Изменить размер шрифта - +
Я хотел отсидеться в четырех стенах и убедиться, что я это я. Прошло какое-то время, прежде чем мне удалось ослабить узел и дойти до дому.

Вошел в отличном самочувствии, присвистывая.

Природа требовала свое. Я был доволен и достал из ящика Блондину. Открыл пасть, чтобы заглотнуть ее, но едва прикоснулся к ней языком, как спохватился: ведь я не признаю законов природы. Приспособление, среда и прочая ерунда вроде священного права па собачью жизнь — нет, дудки! Есть хотелось зверски, мышь была уже на языке, оставалось только проглотить, но я не поддамся так легко этим паскудным законам. И я нашел в себе силы положить мокрую, как мышь, Блондину на место. Не хочу и не буду как люди.

Сон не шел, я то и дело вскакивал и бежал в ванную промывать зад, но это не помогало.

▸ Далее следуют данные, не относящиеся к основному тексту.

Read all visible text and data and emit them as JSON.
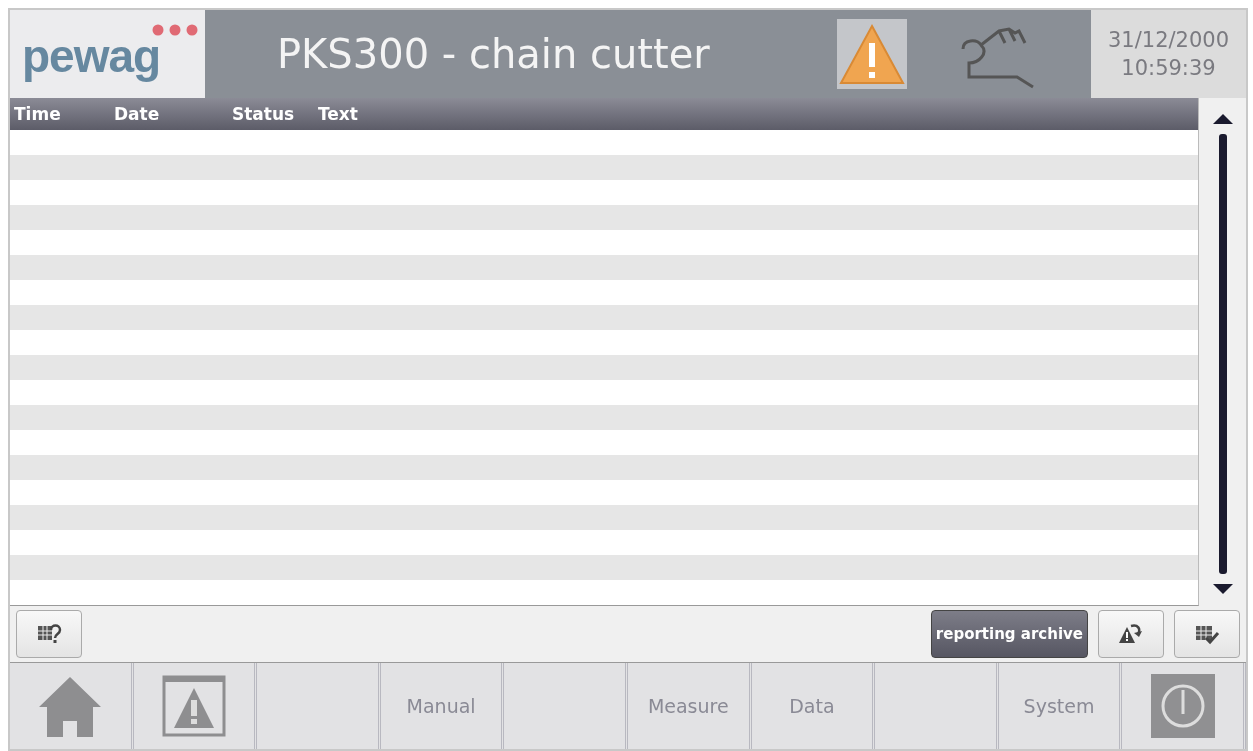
{
  "header": {
    "logo": "pewag",
    "title": "PKS300 - chain cutter",
    "date": "31/12/2000",
    "time": "10:59:39"
  },
  "table": {
    "columns": [
      "Time",
      "Date",
      "Status",
      "Text"
    ]
  },
  "toolbar": {
    "archive_button": "reporting archive"
  },
  "nav": [
    {
      "kind": "home"
    },
    {
      "kind": "alarm"
    },
    {
      "kind": "blank"
    },
    {
      "kind": "text",
      "label": "Manual"
    },
    {
      "kind": "blank"
    },
    {
      "kind": "text",
      "label": "Measure"
    },
    {
      "kind": "text",
      "label": "Data"
    },
    {
      "kind": "blank"
    },
    {
      "kind": "text",
      "label": "System"
    },
    {
      "kind": "power"
    }
  ]
}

Голос природы урчал в животе, но я дотерпел до утра и отдал Блондину хозяйке «Рамзеса» — ей давно хотелось завести что-нибудь маленькое, тепленькое, живое, с нежными ушками — не все же думают только о жратве. Вернувшись, нашел трех мышей, которых принесла мне мадам Нибельмесс, и не устоял: проглотил двух разом и, свернувшись клубком, завалился спать в углу.

 

* * *

Прошло несколько дней — не знаю точно, сколько, — и как-то утром я отнес Голубчика в зоопарк. Больше он мне не нужен, я отлично чувствовал себя в собственной шкуре. Он уполз с полнейшим безразличием и обвил дерево, как будто не видел разницы. Я же вернулся домой и подмыл зад. На минуту я поддался панике, мне показалось, что я не я и что я стал человеком. Смешные страхи: я им всегда и был. Просто воображение подчас играет с нами дурные шутки.

Часам к трем я ощутил прилив дружеских чувств и пошел в «Рамзес» проведать Блондину, но коробка стояла пустая. Одно из двух: или хозяйка ее пересадила, или уже слопала.

Пришел назад ни с чем. Меня трясло, мучил мысленный зуд во всем теле. Тогда я сел и насочинил кратких объявлений, факсов и телеграмм с оплаченным ответом, но отправлять не стал: мне ли не знать, как одинок удав в Большом Париже и как предвзято к нему относятся. Каждые десять минут я бегал в ванную и драил зад до блеска — не помогло и это.

В пять часов я понял, что дело плохо и надо найти другое решение, верное и без свойственных заблуждений, не идущее, однако, вразрез с моим непоколебимым антифашизмом. Тоска по чему-то отличному, подручному и безупречному была так сильна, что я сломя голову бросился на улицу Тривиа к часовщику с намерением завести ручные часы. Выбрал особь со светлым, приветливым циферблатом и парой тонких чутких стрелок. Часовщик рекомендовал мне другой, «более совершенный» экземпляр.

— Эти не нуждаются в заводе. Они кварцевые и будут идти сами целый год.

— Но мне, наоборот, нужные такие, которые во мне нуждаются и останавливаются, если я о них забываю. С личным контактом.

Как все люди, привыкшие жить по-человечески, он меня не понимал.

— Часы, которые без меня не обойдутся. Вот эти…

Я сжал часы в ладони. И почему-то вспомнил о фиалках. Такой уж я привязчивый. Часы в ладони пригрелись. Я разжал пальцы — циферблат улыбался. Значит, у меня талант внушать дружескую улыбку часам.

— Это «Гордон», — значительно сказал часовщик.

— Сколько они стоят?

— Сто пятьдесят франков.

Столько же, сколько мадемуазель Дрейфус, — явный знак свыше.

— Но у этой модели нет гарантии, — сокрушенно сказал часовщик, выдавая тайную тревогу.

Дома, наскоро подмыв зад, я скользнул в постель, сжимая в руке свои часики. Если запастись терпением и хлебными крошками, можно приманить на ладонь и так же ухватить воробушка. Но всю жизнь на воробьях и крошках не продержишься, к тому же воробьи рано или поздно улетают в силу неумолимой невозможности.